Today I woke up at 1 p.m., an early spring break start, and sleepily wandered to my garage for a hair trim. I laid out the newspaper, oiled the blades and clipped on the guard. I had grown proud of my thrifty method. Only a few years ago I paid top dollar, almost $15, to have old men run their own clippers through my hair for a few minutes. I figured going to the barber was a stupid expenditure, so I went to a Charlotte Wal-Mart to buy the cheapest trimming set I could find.
The thrift excited me. I thought I would trim outside, shirtless, in all sorts of conditions: hot, cold, raining, snowing, hailing. This kind of thing, foregoing personal comfort to save a few bucks that did not need saving, was what older men like my father did. I giddily anticipated losing my good sense.
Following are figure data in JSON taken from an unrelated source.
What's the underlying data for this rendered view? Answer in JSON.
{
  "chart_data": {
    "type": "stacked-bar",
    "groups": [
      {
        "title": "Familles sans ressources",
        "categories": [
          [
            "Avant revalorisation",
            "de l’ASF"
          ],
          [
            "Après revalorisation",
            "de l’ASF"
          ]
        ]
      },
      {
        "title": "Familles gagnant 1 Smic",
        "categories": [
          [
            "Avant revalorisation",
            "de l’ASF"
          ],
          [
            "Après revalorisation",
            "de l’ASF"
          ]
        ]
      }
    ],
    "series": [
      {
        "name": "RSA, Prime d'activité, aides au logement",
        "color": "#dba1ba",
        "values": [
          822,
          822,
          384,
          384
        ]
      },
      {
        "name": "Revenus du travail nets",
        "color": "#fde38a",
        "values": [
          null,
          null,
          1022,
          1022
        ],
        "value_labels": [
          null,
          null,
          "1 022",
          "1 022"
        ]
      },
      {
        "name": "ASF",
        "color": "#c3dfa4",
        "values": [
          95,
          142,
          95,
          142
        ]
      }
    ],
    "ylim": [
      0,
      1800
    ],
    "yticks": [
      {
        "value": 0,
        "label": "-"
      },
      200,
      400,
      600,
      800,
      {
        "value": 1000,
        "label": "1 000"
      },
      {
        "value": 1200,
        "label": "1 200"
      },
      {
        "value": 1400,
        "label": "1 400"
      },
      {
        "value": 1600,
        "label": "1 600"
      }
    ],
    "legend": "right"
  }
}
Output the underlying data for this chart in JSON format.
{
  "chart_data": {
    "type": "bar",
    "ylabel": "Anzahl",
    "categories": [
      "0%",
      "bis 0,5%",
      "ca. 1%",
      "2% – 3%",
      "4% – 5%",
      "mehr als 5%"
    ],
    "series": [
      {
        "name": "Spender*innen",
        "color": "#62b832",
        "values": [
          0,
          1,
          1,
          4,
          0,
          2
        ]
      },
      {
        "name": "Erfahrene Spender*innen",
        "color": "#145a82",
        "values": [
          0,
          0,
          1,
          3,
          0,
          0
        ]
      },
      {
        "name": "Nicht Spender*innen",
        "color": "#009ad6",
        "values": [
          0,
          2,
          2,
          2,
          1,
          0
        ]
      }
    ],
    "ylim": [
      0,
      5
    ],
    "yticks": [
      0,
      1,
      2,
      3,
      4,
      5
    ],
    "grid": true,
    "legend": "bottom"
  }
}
Just as I was about to do the deed this morning, I dropped the trimmer on the cement floor. My favorite guard, the 1/8 inch that kept me militantly short and clean for years, broke. I briefly considered the 1/4 inch until thoughts of butt cuts and $100 scalp massages entered my mind. I could spin out of control. These things happened to people like John Edwards and Zack Morris.
I pondered my options and called Conair customer service. Richard, possibly Richard Simmons, answered the phone. I explained my problem while Richard fished through the database to see whether Conair had this part in stock. They didn't.
"Honey baby, I'll send you a 1/8 inch from another model," he said, "but I ain't gonna tease you. It might not fit. You'd better get your ass to a beauty store to get a one-size-fits-all guide." Conair's warehouse seemed disorganized, but their staff was sincere.
I called Sally Beauty Supply. The lady told me she had what I wanted. I went and got it. It was between the nail polish and hair extensions. They only had 1/16 inch in stock. I was sold.